On voit des ministres, venus de tous pays, passer de capitale en capitale, de plateau de télévision en plateau de télévision, faisant semblant de s’occuper gravement de problèmes dont la dynamique et la solution leur échappent totalement.
En Europe, continent particulièrement endormi, où toutes les énergies ont été focalisées pendant un mois vers les résultats de matchs de football, occasions d’étranges retours (qui a vraiment lu le slogan qui s’étalait sur le bus de l’équipe d’Allemagne ? « Une nation, une équipe, un rêve », qui rappelle scandaleusement celui du 3ème Reich (« un empire, un peuple, un Führer »), d’autant plus que le slogan devint, après leur victoire : « Maîtres du monde »…), l’été est maintenant occupé par le feuilleton de la répartition des portefeuilles dans le gouvernement de l’Europe, la Commission, au pouvoir d’autant plus dérisoire que, depuis au moins 20 ans, elle n’en a pas fait l’usage.
En France, toute occupée à célébrer, commémorer, pleurer, les morts d’hier et d’aujourd’hui, on oublie un peu de s’occuper sérieusement des vivants.
Notre pays risque de regretter bien longtemps son sommeil de l’été 2014.
C’est en effet, au milieu de ce monde tragique, et qui le sera de plus en plus, le dernier moment, au moins pendant le mandat de l’actuel président, pour prendre enfin les décisions courageuses que la lâcheté, l’aveuglement, la procrastination générale interdisent de prendre depuis plus de 20 ans.
C’est en ce beau et terrible mois d’Août 2014 que doivent absolument être faits les ultimes choix pour le budget 2015, dont l’exécution nous conduira à l’orée de la prochaine campagne présidentielle.

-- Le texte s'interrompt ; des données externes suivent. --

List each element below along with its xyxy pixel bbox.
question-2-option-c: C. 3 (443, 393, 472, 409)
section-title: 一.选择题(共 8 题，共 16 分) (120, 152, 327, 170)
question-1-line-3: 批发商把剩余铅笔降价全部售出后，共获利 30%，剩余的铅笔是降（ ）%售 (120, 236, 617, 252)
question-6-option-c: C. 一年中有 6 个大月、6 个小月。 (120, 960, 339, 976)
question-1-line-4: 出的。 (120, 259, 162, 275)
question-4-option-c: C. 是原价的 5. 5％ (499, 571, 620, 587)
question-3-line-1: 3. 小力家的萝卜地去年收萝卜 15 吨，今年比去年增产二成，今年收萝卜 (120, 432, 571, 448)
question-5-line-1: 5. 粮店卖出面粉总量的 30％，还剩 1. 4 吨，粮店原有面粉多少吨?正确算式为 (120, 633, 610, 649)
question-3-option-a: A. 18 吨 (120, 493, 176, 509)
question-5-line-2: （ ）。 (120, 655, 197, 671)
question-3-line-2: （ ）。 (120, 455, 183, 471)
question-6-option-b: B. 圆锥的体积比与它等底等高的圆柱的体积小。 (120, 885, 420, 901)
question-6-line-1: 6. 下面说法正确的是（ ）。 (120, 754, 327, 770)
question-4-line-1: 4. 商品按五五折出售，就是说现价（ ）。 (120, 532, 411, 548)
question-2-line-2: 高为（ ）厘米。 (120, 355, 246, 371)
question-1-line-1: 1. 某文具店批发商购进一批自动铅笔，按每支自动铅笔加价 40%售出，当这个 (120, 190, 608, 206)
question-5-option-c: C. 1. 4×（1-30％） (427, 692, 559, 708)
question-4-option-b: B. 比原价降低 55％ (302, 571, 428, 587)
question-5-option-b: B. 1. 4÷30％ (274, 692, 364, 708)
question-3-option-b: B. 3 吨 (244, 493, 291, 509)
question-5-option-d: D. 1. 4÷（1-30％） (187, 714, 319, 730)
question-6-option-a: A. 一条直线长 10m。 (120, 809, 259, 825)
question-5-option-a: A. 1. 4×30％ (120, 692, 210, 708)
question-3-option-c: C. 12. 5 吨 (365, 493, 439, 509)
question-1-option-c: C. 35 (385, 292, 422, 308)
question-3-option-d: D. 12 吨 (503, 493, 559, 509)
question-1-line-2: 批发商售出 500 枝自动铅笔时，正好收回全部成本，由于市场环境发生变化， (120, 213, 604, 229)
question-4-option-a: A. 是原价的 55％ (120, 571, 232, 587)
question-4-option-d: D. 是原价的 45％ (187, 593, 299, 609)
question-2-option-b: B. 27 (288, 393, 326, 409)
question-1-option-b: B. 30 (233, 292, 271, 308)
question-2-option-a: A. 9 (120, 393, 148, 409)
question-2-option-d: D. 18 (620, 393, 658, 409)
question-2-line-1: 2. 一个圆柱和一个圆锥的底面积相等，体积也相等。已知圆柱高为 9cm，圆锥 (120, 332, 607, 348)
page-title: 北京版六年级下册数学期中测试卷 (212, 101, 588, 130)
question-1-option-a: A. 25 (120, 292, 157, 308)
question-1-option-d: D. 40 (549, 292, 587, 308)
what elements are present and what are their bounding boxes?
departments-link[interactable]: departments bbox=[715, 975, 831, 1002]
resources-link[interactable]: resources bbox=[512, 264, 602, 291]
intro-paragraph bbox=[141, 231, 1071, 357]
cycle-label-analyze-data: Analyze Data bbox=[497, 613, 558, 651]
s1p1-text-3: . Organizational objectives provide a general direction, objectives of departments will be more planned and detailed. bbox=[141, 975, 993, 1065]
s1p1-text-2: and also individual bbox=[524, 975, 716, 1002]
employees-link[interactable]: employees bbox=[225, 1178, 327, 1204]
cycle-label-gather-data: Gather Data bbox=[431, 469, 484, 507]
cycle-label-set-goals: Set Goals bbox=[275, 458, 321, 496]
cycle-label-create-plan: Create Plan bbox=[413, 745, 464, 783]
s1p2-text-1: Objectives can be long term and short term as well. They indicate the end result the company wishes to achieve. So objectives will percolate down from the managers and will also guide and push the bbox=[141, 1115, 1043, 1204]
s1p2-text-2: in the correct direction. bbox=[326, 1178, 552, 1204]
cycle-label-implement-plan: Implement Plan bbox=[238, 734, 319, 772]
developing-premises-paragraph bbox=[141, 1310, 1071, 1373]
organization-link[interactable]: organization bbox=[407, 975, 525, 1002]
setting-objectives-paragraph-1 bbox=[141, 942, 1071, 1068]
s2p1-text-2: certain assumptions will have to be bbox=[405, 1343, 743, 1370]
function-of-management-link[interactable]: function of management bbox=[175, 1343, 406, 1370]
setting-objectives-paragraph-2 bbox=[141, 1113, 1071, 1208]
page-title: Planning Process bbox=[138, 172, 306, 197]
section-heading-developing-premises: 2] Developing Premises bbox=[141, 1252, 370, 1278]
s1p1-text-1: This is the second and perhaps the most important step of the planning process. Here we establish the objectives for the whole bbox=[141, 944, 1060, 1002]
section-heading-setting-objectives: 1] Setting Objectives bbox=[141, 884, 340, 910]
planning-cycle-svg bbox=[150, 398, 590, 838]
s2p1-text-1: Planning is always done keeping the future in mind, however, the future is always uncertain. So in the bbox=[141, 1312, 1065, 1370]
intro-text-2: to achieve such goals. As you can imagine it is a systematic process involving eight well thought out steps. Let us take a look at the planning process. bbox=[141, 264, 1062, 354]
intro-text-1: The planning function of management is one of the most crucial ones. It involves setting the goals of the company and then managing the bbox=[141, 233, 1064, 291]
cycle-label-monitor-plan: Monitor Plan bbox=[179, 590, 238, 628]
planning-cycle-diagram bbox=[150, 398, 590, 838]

Chacun sait ce qui est à faire, de la suppression des départements à l’éradication de toutes les rentes, de la réforme radicale de la formation professionnelle à celle du logement, de la TVA restauration à l’abattement des « frais professionnels » des retraités. Il reste un mois, six semaines au plus, pour prendre et expliquer ces décisions si lâchement négligées, si honteusement bâclées par les Présidents précédents, et que l’actuel n’a pas encore prises.
Elles sont d’autant plus urgentes que la situation du pays est dramatique ; bien plus qu’on veut bien le reconnaître ; bien plus qu’on essaie de le cacher par mille diversions : la croissance n’est pas là ; le chômage augmente ; les déficits s’entêtent à ne pas baisser, malgré des efforts d’économie ; la dette publique ne se réduit pas. Le commerce extérieur ne s’améliore pas ; nos élites s’en vont ; et celles qui restent baissent les bras. L’extrême droite s’installe dans les villes et les quartiers.
Le pays tout entier se décompose en une juxtaposition de castes, de communautés, de corporations, de provinces, de générations, à qui personne n’explique qu’elles auront, quoiqu’elles fassent, le même destin. A qui personne n’explique, non plus, le formidable avenir qu’elles peuvent avoir ensemble, si elles s’en donnent le projet.
Il faut avoir maintenant le courage de penser à l’intérêt du pays et non pas à sa propre tranquillité, de mettre enfin le pays au courant de la tragédie qu’il s’apprête à vivre, de lui montrer le chemin, démocratique, vers sa grandeur et sa sécurité.